Preventing Ventilator-Associated Pneumonia

September 13, 2011

The following article was provided by Leah Frederick, thumb MS, buy cialis RN, salve CIC, Infection Prevention and Control Consultant.

The following checklist was developed at the Peninsula Regional Medical Center in Salisbury, MD to help implement VAP prevention best practices:

• All ICU patients shall be assessed upon admission, PRN and before discharge out of the ICU by the ICU respiratory therapists. Included in their assessment will be a current chest x-ray, cough ability and quality, oxygenation, secretions, and mobility. A transfer report must be called to the receiving therapist on all patients leaving the ICU by the ICU therapist.

• Patients who have atelectasis and/or consolidation shall be placed “bad” lung up to facilitate expansion and mobilization of secretions in the affected lung during delivery of their respiratory treatments.

• Patients with a bilateral process shall be positioned appropriately as determined by the respiratory therapist during their therapy.

• Perform deep breathing and coughing therapy.

• Evaluate trach suctioning every 4 hours and as needed.

• Reassess patients every 72 hours to determine appropriateness of current therapies.

• At these 72-hour intervals, the therapy must be discontinued, modified, or reordered as-is.
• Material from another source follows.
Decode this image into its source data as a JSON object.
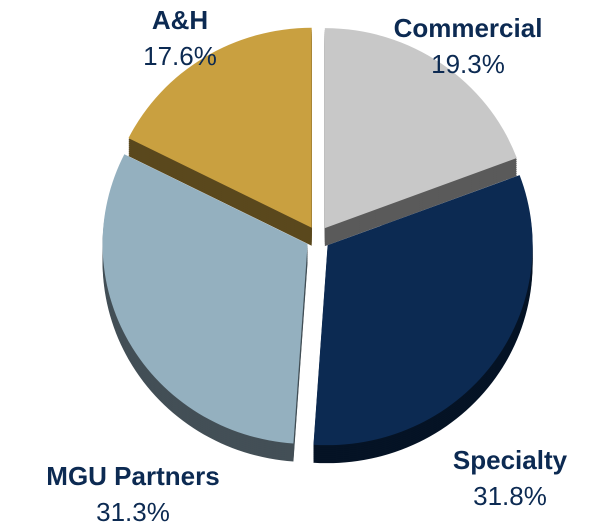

The therapy may be modified before the 72-hour mandatory assessment period when indicated for changes in status. Appropriate documentation is required and must support whichever course of action is taken.

• Assessments shall be performed between the mandatory 72-hour assessments as appropriate for monitoring the patient’s status.

• Changes to therapy must be communicated to the primary team and the notification documented, including the name of the party notified.

About the Author

Leah Frederick, MS, RN, CIC, Infection Prevention and Control Consultant, owns the consulting firm, “Infection Prevention Consultants, LLC,” providing infection prevention mentorship and program development services to for-profit and not-for-profit healthcare providers nationwide. Leah has successfully developed Infection Prevention and Control Programs for hospitals and outpatient settings, and led organizations in improving existing programs. She specializes in leading organizations to decrease and prevent healthcare-acquired infections and providing the most up-to-date information on regulatory compliance.

Guest postings reflect the opinions of the responsible contributor only, and do not necessarily reflect the viewpoints of HAI Focus or Julie Reagan.